Le 16 février 2026, dans un courrier commun adressé au Premier Ministre, les organisations syndicales représentatives des employeurs et des salariés du spectacle vivant public exprimaient leur « inquiétude majeure autour des annexes 8 et 10 », dénonçant la demande du MEDEF « hors de tout cadrage » et rappelant que « ce régime n’est pas un privilège : il est l’architecture même de l’économie du spectacle vivant. Le fragiliser dans une période de contraction budgétaire et d’effondrement de la diffusion reviendrait à déstabiliser définitivement l’emploi artistique et technique. Nous ne pouvons accepter que l’intermittence devienne une variable d’ajustement budgétaire. Nous demandons que toute discussion sur ce régime s’inscrive dans une logique de sécurisation et non de remise en cause. » La CGT Spectacle demandait quant à elle l’abandon de toute mention des annexes 8 et 10 dans les négociations actuelles portant sur l’assurance chômage et l’application intégrale de l’accord du 27 octobre 2023 négocié et signé unanimement par les syndicats et organisations patronales du spectacle, du cinéma et de l’audiovisuel, comprenant par exemple la prise en compte par l’assurance chômage des congés maladie de moins de 3 mois et du congé paternité, la revalorisation automatique des allocations des intermittents en même temps que celles du régime général, la revalorisation de l’allocation plancher des technicien·nes de 38 à 40 euros par jour, ou encore une réforme du droit d’option pour éviter que les intermittent·es demeurent coincé·es au régime général avec des allocations plus basses. Malgré la caractère unanime de cet accord, il a été écarté de la négociation interprofessionnelle sur l’assurance chômage sous prétexte qu’il ne respectait pas la trajectoire financière imposée avant la négociation.

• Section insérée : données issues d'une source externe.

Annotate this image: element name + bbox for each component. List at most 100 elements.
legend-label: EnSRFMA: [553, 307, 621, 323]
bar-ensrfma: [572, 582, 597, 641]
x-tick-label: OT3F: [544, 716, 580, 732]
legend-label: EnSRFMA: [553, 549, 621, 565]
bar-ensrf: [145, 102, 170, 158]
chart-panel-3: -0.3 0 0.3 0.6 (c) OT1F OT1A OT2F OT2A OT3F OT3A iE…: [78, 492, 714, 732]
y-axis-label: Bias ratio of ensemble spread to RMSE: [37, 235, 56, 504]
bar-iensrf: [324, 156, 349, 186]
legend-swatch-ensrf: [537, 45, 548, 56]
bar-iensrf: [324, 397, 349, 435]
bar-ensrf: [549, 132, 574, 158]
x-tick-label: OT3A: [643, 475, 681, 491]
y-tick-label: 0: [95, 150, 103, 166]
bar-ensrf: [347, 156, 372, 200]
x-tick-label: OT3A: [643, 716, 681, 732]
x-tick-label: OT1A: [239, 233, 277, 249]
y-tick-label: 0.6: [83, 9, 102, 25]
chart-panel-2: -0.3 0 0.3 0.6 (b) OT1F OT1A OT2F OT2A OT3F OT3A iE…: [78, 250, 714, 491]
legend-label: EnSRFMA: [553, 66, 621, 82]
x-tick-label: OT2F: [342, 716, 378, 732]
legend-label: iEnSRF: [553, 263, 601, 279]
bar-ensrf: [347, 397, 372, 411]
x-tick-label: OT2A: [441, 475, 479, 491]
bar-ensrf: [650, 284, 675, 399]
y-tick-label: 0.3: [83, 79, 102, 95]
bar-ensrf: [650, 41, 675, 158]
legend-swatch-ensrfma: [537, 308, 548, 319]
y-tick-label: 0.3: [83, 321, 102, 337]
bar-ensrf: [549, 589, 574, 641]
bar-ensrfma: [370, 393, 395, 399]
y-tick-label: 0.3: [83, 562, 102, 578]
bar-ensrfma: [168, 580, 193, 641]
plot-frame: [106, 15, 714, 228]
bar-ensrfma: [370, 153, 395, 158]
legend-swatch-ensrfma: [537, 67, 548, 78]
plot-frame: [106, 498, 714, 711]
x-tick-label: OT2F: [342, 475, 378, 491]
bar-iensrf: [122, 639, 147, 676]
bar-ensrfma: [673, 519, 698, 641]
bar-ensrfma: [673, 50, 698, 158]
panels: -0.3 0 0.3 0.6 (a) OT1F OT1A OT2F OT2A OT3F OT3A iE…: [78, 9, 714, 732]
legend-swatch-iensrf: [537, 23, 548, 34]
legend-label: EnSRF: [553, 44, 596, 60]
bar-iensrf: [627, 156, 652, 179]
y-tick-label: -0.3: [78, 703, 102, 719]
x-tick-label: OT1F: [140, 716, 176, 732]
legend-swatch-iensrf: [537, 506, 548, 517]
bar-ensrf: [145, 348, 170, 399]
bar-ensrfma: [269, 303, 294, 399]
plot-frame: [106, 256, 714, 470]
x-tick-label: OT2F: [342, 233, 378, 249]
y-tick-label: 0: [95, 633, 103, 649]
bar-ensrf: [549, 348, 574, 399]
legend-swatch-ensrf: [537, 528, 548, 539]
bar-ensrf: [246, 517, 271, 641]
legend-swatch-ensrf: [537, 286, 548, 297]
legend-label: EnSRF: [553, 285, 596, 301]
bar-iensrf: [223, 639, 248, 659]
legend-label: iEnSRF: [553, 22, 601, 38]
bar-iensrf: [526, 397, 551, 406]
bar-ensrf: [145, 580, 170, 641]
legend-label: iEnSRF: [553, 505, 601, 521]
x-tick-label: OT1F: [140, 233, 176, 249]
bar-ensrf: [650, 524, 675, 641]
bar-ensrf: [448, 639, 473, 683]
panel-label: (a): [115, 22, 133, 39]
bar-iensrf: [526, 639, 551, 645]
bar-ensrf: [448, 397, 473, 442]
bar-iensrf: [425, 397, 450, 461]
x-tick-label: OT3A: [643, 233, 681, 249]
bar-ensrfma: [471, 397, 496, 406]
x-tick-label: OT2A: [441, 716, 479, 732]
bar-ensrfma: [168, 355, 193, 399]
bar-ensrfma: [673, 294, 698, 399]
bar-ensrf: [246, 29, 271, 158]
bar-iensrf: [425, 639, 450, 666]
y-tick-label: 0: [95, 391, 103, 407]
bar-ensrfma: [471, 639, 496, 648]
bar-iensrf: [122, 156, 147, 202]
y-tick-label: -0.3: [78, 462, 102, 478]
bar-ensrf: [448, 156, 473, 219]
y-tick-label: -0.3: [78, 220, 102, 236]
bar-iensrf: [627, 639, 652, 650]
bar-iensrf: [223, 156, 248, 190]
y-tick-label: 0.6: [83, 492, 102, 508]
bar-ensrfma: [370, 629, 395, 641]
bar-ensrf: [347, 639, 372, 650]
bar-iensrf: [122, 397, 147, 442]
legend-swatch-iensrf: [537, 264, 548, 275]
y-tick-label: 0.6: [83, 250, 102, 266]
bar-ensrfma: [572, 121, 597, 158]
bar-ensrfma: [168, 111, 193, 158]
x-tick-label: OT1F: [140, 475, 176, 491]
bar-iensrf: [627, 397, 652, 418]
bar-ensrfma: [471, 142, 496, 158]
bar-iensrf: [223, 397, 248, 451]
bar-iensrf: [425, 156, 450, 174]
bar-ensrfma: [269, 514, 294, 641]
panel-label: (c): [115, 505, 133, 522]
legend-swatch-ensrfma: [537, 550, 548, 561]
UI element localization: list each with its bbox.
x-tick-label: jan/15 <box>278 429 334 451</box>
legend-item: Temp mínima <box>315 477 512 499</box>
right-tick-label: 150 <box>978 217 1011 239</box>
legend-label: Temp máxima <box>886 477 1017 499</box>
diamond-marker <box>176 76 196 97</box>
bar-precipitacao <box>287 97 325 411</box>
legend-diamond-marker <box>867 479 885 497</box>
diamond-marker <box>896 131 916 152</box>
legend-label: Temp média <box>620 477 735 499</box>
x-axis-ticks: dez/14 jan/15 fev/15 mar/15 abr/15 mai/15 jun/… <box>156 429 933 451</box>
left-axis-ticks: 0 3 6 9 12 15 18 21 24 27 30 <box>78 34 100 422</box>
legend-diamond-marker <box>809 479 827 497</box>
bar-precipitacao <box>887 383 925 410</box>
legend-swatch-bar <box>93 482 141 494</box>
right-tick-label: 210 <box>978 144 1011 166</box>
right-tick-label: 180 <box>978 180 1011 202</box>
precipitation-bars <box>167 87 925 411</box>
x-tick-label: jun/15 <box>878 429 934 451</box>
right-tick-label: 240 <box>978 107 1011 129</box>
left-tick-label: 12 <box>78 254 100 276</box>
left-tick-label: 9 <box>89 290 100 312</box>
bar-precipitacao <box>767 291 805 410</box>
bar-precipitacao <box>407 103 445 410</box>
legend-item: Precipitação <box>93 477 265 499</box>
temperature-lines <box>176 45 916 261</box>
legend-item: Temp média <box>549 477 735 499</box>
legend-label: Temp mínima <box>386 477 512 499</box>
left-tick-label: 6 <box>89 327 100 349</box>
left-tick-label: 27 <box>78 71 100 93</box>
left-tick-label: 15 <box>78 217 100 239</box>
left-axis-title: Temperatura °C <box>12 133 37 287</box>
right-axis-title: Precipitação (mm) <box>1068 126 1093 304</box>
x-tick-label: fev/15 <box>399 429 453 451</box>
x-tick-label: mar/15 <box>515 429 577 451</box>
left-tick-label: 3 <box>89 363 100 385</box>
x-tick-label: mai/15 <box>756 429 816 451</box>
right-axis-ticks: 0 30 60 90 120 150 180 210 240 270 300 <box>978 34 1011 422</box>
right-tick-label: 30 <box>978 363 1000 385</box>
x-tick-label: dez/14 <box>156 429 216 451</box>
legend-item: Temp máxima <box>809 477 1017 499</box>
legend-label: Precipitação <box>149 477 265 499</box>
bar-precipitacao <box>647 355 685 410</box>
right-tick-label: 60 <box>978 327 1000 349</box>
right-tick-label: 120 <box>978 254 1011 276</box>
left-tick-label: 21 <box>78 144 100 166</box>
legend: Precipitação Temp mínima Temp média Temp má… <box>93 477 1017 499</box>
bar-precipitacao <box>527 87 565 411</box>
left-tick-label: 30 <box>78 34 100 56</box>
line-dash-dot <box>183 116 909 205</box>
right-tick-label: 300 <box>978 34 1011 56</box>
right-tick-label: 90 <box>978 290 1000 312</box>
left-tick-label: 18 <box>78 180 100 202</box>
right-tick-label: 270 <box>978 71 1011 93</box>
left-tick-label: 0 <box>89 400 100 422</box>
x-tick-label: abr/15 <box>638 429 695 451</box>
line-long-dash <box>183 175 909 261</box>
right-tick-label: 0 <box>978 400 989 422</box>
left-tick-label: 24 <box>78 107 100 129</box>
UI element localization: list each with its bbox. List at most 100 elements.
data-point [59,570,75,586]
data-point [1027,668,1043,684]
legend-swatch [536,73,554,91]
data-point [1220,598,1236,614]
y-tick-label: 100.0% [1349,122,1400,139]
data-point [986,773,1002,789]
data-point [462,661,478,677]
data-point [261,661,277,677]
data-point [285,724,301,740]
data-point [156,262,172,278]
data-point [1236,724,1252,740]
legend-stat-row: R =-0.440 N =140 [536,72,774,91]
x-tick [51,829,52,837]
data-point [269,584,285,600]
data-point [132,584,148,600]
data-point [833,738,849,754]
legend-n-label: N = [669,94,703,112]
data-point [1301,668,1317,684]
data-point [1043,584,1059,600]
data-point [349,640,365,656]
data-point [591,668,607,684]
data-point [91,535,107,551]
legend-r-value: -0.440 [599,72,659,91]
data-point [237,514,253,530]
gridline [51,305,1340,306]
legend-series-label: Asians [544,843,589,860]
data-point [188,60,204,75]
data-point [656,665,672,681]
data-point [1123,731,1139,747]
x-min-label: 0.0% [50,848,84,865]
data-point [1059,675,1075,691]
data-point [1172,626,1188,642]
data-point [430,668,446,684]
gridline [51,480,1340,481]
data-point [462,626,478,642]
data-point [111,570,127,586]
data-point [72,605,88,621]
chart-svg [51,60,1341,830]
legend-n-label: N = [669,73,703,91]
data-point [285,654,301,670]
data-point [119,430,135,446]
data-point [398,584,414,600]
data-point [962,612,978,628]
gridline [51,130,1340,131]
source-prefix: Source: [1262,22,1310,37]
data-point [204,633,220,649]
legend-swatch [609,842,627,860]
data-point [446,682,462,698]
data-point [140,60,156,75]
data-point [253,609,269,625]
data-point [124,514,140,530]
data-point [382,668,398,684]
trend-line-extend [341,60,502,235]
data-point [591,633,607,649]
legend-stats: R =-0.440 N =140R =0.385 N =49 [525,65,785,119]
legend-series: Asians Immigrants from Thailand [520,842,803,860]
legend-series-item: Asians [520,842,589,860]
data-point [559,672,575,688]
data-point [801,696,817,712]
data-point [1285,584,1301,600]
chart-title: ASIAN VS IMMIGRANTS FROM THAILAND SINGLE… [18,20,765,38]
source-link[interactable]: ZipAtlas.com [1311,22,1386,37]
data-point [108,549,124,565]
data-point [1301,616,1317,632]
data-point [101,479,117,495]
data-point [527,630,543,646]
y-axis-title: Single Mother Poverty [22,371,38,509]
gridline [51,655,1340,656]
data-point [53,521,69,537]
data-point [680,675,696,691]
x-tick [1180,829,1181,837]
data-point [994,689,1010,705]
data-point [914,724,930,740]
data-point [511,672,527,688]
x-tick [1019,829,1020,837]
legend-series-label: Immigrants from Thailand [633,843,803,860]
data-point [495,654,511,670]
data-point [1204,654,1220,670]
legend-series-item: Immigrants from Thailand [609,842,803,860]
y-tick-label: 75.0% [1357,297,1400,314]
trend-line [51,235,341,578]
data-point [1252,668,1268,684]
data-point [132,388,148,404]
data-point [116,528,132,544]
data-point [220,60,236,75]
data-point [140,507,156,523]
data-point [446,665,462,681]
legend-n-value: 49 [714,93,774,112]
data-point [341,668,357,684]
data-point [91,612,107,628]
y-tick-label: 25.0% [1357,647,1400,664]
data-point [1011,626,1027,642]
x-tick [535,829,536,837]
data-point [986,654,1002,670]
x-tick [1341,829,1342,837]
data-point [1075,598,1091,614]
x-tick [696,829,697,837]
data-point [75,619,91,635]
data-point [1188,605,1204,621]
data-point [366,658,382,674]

Dans ce courrier, les organisations professionnelles représentatives réclamaient également des budgets culturels à la hauteur des besoins et notamment la sécurisation du financement du FONPEPS, principal dispositif de soutien à l’emploi dans le secteur culturel, rappelant qu’« il ne s’agit pas seulement d’un débat budgétaire » mais « d’un choix politique fondamental : celui de maintenir ou d’affaiblir durablement un service public de la culture qui constitue un socle démocratique ».
Alors que le secteur culturel subit les coupes budgétaires, la baisse des dotations des collectivités territoriales qui financent la culture ainsi que les choix idéologiques de la droite et de l’extrême droite qui s’attaquent à la culture localement, nous souhaitons par cet amendement d’appel alerter sur les menaces qui pèsent sur l’emploi et les projets culturels et rappeler les revendications des syndicats sur l’intermittence.
Dispositif
Compléter l’alinéa 4 par les mots :
« et aux organisations professionnelles représentatives des secteurs concernés ».